Ciro ultrapassa Bolsonaro entre pobres, mulheres, nordestinos e eleitores com mais de 45 anos

Leonel Brizola, então governador do Rio Grande do Sul, durante a Campanha da Legalidade, em 1961. O trabalhismo vencerá o fascismo?

Desde maio passado, a pesquisa mensal do site Poder 360 não traz cenários com Lula.

As chances do ex-presidente conseguir o seu registro eleitoral – e exercer o sagrado direito político de se candidatar à presidência da república –  são cada vez menores. Em vista disso, todos institutos de pesquisa tem ampliado os cenários sem a presença do ex-presidente.

Quando seu nome é colocado nas pesquisas, Lula se mantém firme em primeiro lugar: no último Ibope, tinha 33% das intenções de voto.

Como de praxe, faço o alerta para que os internautas não levem tão a ferro e fogo as pesquisas, seja quando mostram números bons para seu candidato, seja quando trazem números ruins. Elas são boas apenas para nos dar uma ideia sobre tendências, e contextualizar e estimular nossas análises e debates. Se mantivermos os olhos no conjunto das pesquisas, como sempre fazemos aqui no blog, o risco de cometermos erros de avaliação são menores.
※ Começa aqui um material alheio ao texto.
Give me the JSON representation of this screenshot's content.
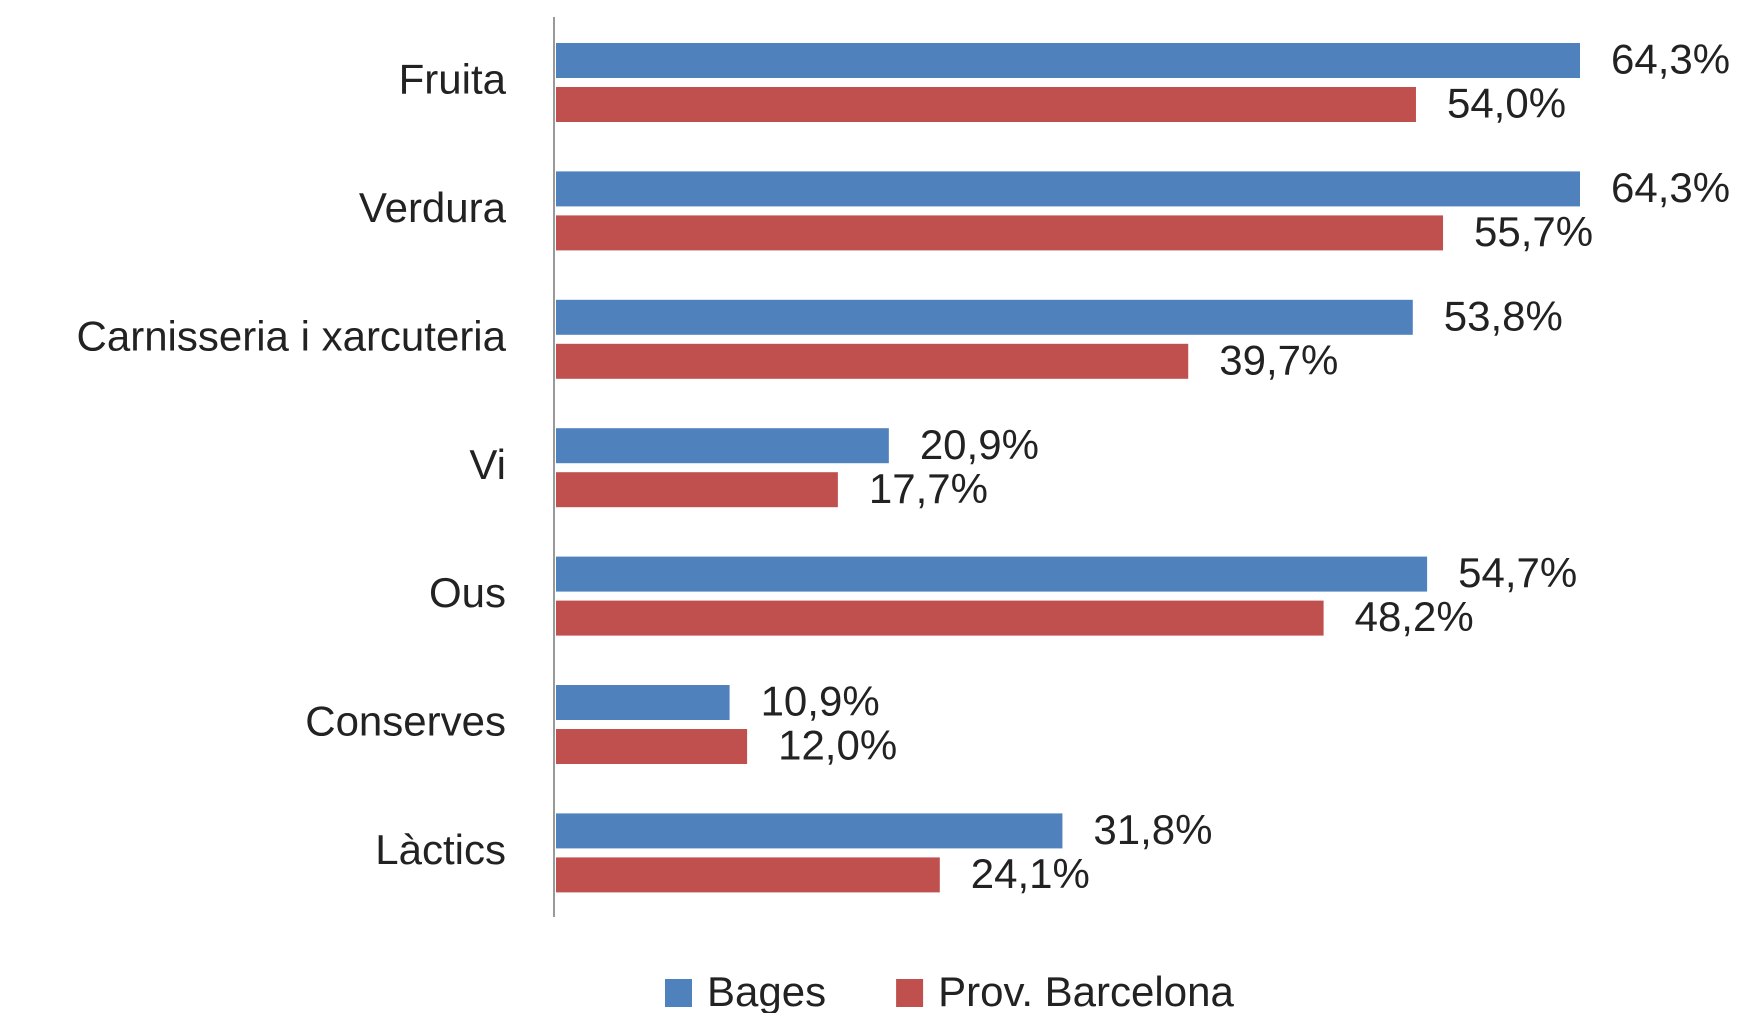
{
  "chart_data": {
    "type": "hbar",
    "categories": [
      "Fruita",
      "Verdura",
      "Carnisseria i xarcuteria",
      "Vi",
      "Ous",
      "Conserves",
      "Làctics"
    ],
    "series": [
      {
        "name": "Bages",
        "color": "#4f81bd",
        "values": [
          64.3,
          64.3,
          53.8,
          20.9,
          54.7,
          10.9,
          31.8
        ],
        "value_labels": [
          "64,3%",
          "64,3%",
          "53,8%",
          "20,9%",
          "54,7%",
          "10,9%",
          "31,8%"
        ]
      },
      {
        "name": "Prov. Barcelona",
        "color": "#c0504d",
        "values": [
          54.0,
          55.7,
          39.7,
          17.7,
          48.2,
          12.0,
          24.1
        ],
        "value_labels": [
          "54,0%",
          "55,7%",
          "39,7%",
          "17,7%",
          "48,2%",
          "12,0%",
          "24,1%"
        ]
      }
    ],
    "legend": "bottom"
  }
}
A pesquisa DataPoder360 é feita por telefone, método muito usado nos EUA, mas ainda incipiente aqui no Brasil. Esperemos que a empresa corrija suas imperfeições e faça um trabalho sério, porque é absolutamente necessário, em nome da democracia, que o mercado de pesquisas seja o  mais plural e diversificado possível. Eu mesmo já fiz duras críticas ao Datapoder360, sobretudo à ausência de ponderação nos resultados estratificados, que não tinham pé nem cabeça; esses erros parecem ter sido reduzidos, mas ainda há exageros e outras coisas estranhas, que vamos comentar na conclusão.

Cumprimento o site por ter divulgado, desde já, o relatório completo da pesquisa, com os dados estratificados. Isso ajuda muito o trabalho do analista. O Poder 360 publicou, até o momento, dois posts sobre a pesquisa: um deles, mais focado nos números de intenções de voto, pode ser lido aqui; o outro, centrado na rejeição a Lula e no potencial de votos do ex-presidente, está aqui.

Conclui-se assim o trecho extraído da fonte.